NTV’nin Washington temsilcisi Hüseyin Günay, Beyaz Saray sonrası görevden alındı
Beyaz Saray’daki görüşme gününe ait kulis görüntülerindeki yorumları sosyal medyada yayılan NTV Washington Temsilcisi Hüseyin Günay’ın iş akdi sonlandırıldı; gelişme, diplomasi–medya ilişkisinde temsil ve etik tartışmalarını alevlendirdi.
NTV’nin Washington temsilcisi Hüseyin Günay, Beyaz Saray sonrası görevden alındı
YEREL GÜNDEM / WASHINGTON, ABD
Oval Ofis trafiği sonrası krizin fitili sosyal medyada ateşlendi
Cumhurbaşkanı ve AK Parti Genel Başkanı Recep Tayyip Erdoğan’ın ABD Başkanı Donald Trump’la Beyaz Saray’daki görüşmesi, Türkiye medyasında beklenmedik bir tartışmayı beraberinde getirdi.
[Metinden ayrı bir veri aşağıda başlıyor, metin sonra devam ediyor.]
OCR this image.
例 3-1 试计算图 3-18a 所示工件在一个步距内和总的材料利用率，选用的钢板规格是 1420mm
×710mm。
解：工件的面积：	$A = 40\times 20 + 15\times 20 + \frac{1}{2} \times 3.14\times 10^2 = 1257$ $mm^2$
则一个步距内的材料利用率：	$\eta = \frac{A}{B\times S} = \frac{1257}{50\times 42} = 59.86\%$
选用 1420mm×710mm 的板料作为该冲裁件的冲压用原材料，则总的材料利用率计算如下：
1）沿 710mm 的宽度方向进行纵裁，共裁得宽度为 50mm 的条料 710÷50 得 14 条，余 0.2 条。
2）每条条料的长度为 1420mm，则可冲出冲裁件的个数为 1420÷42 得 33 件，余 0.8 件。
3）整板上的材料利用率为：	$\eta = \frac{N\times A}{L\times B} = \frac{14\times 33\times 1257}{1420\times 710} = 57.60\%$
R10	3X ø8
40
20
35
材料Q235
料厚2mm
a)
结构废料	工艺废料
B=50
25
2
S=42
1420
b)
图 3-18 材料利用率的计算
Görüşme gününe ait kulis görüntülerinde yer alan değerlendirmeleri sosyal medyada hızla yayılan NTV’nin Washington Temsilcisi Hüseyin Günay’ın, kanal tarafından işten çıkarıldığı öğrenildi. Yayıncılık camiasında geniş yankı uyandıran karar, diplomatik temasların medya cephesindeki yansımaları ve kurum içi editoryal sınırların yeniden tartışılmasına neden oldu.
Görüntüler: “Toplantı Türkiye açısından iyi geçmedi” iddiası
Associated Press (AP) kameralarına yansıyan dış mekân kayıtlarında, Oval Ofis’teki Türkiye–ABD görüşmesi sürerken Günay’ın sohbet anları dikkat çekti. Paylaşımlara göre Günay, toplantının Türkiye açısından “iyi geçmediğini” ileri sürüyor; ayrıca “İçeride Bilal (Erdoğan), Hakan Fidan, damat (Selçuk Bayraktar) kavgası var” ifadesini kullandığı duyuluyor. Bu yorumlar kısa sürede farklı mecralara taşınıp geniş kitlelere ulaşınca, “temsilcilik görevi” ile “özel/kulis yorumun sınırı” tartışması da büyüdü.
Kanal yönetiminin hamlesi: Görevden alma kararı
Sosyal medyada hızla dolaşıma giren görüntülerin ardından “görevden alınacak” iddiaları gündeme geldi. NTV yönetimi, tartışmalar devam ederken Günay’ın iş akdinin sonlandırıldığını bildirdi. Kararın zamanlaması, görüşmenin içeriğine dair hassasiyet, kurumsal yayın ilkeleri ve temsil sorumluluğu gibi başlıklarla ilişkilendirilerek değerlendirildi. Sektör kaynakları, bu tür durumlarda kurumların genellikle iki eksende hareket ettiğini vurguluyor: editoryal itibarın korunması ve temsilcinin kamuya açık beyanlarının kurumla uyumu.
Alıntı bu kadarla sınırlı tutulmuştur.